HARCÈLEMENT DE RUE : UN DÉLIT PASSÉ SOUS SILENCE

HARCÈLEMENT DE RUE : UN DÉLIT PASSÉ SOUS SILENCE
Sifflements, insultes, interpellations humiliantes, attouchements furtifs… Les victimes de harcèlement de rue se ramassent à la pelle. Pourtant ce mal n’est pas défini dans les textes de loi. Tour d’horizon sur fond de la Journée internationale des droits des femmes.

Victime et témoin. Sheryl Smith, influenceuse, comédienne et créatrice de contenu, l’a été. C’est d’ailleurs le lot quotidien de nombreuses femmes dans l’espace public. Sheryl en fait les frais pour la première fois à l’âge de 13 ans. «J’étais super pudique et pour une fois que j’ai décidé de porter un short, j’ai eu droit à des commentaires désobligeants», se souvient-elle.
Plus tard, la jeune femme est témoin d’un cas de harcèlement de rue. Énervée, mais tétanisée, elle n’agit pas. «Tout le monde n’a pas une formation en self-défense et personne ne détient un mode d’emploi quant aux actions à entreprendre face à une telle situation. Je comprends celles et ceux qui veulent se protéger.» Sheryl précise que la tenue vestimentaire ne justifie pas le harcèlement. Elle ajoute : «Peu importe ta tenue, du moment que tu es une femme, on aura des choses à redire et tu te fais harceler !»
Paradoxalement, les plaintes ayant trait au harcèlement de rue sont inexistantes selon le Police Press Office. Pourtant les témoignages pullulent sur les réseaux sociaux. Il n’y a qu’à faire un tour sur la page Instagram #Metoomauritius.
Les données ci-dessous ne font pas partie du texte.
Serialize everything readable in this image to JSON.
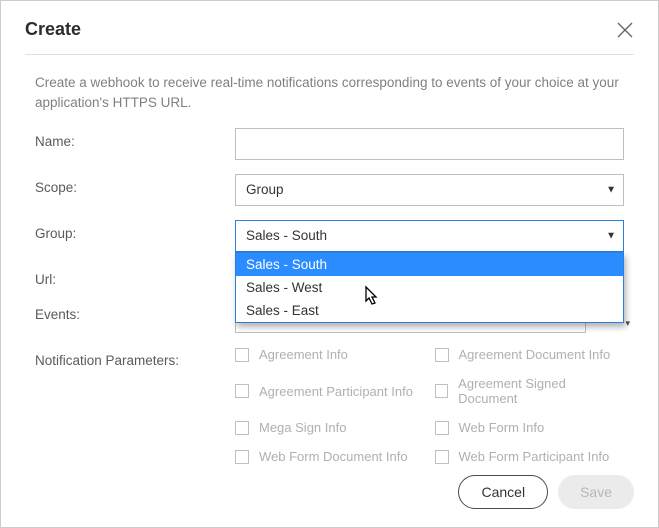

Selon Prisheela Motee, présidente de l’association Raise Brave Girls, la question à se poser est comment prouver les faits. Elle qualifie le harcèlement de rue d’«épidémie silencieuse» qu’on balaye d’un revers de main à Maurice. «Notre société patriarcale incite les femmes à garder le silence par dignité.» Que faire alors ? «L’utilisation des caméras CCTV serait un bon début pour traquer et protéger.» Outre des lois, elle précise qu’il faut miser sur des campagnes de sensibilisation.
Pooja Luchmun Maulloo, avocate, souligne que la discussion sur la pénalisation du harcèlement de rue a été abordée à quelques reprises à Maurice suite à des mouvements féministes globaux. Mais sans plus. Le harcèlement de rue punissable aux USA et en France ne l’est pas chez nous. «Nos lois pénalisent le harcèlement sexuel qui inclut les gestes ou comportements importuns verbaux, physiques et en écrit. Or, ces lois ne s’appliquent qu’aux actes survenant dans un environnement de travail, de prestation de services ou dans des établissements d’enseignement.»
L’avocate explique que si une victime décide de rapporter un cas aux autorités, ce sera à la police d’évaluer la situation et de voir s’il y a de quoi constituer une offense punissable par la loi actuelle en se basant sur les faits et les preuves à sa disposition. En l’absence d’obligation légale d’intervenir, quid de la responsabilité morale ? «Le harcèlement de rue porte atteinte à la dignité et au respect de l’individu. La victime se sent inconfortable, en danger dans un lieu public. C’est une conduite méprisable qu’il serait temps de punir !»
Ce n’est pas la comédienne et actrice Neeshi Beeharry, victime et témoin également, qui dira le contraire. Très jeune, un inconnu lui écrase son mégot de cigarette sur le bras gauche en plein Rose-Hill. Une autre fois, elle est accostée par un homme en rentrant du collège, qui lui balance deux phrases obscènes à quelques pas de son domicile. «Et quand j’avais 4 ans, une soi-disant personne de confiance m’a agressée. Je portais une robe ce jour-là…», se remémore-t-elle.
Elle maintient que sa «tenue d’enfant ou [son] uniforme de collégienne ne justifiait pas leurs propos ou actions». Et d’ajouter : «La majorité des pervers ne sont pas mauriciens, mais la majorité des Mauriciens sont pervers. Il faut arrêter de trouver toute sorte de prétexte pour justifier leur comportement sadique.»
«On essaie de comprendre ce qui cloche chez les harceleurs de rue. Je suis choquée, en colère, mal à l’aise… Je vois souvent des jeunes filles et des femmes se faire harceler verbalement en public. Puis il y a les collégiens qui harcèlent leurs pairs.» Selon elle, les hommes peuvent aussi être victimes. Et ne pas réagir au harcèlement de rue peut être, estime-t-elle, assimiler à de la non-assistance à personne en danger. «Beaucoup craignent de s’élever contre le harceleur par peur de représailles. Mais ne pas agir et le laisser faire impunément sont des preuves de faiblesse, d’égoïsme et de lâcheté.»
Mais qu’en pensent les hommes ? Hansley Rambhojun, influenceur, indique que le harcèlement touche tout le monde et reste inacceptable. «Je n’hésiterais pas à intervenir et à défendre une victime car ne pas intervenir nous rend complice.» Il concède que la tenue joue parfois un rôle mais poursuit-il, «les femmes sont libres de s’habiller comme elles le souhaitent et c’est à l’homme de maîtriser ses pulsions. C’est ce qui diffère un gentleman d’un pervers. Il faut définitivement une loi pour punir les agresseurs !»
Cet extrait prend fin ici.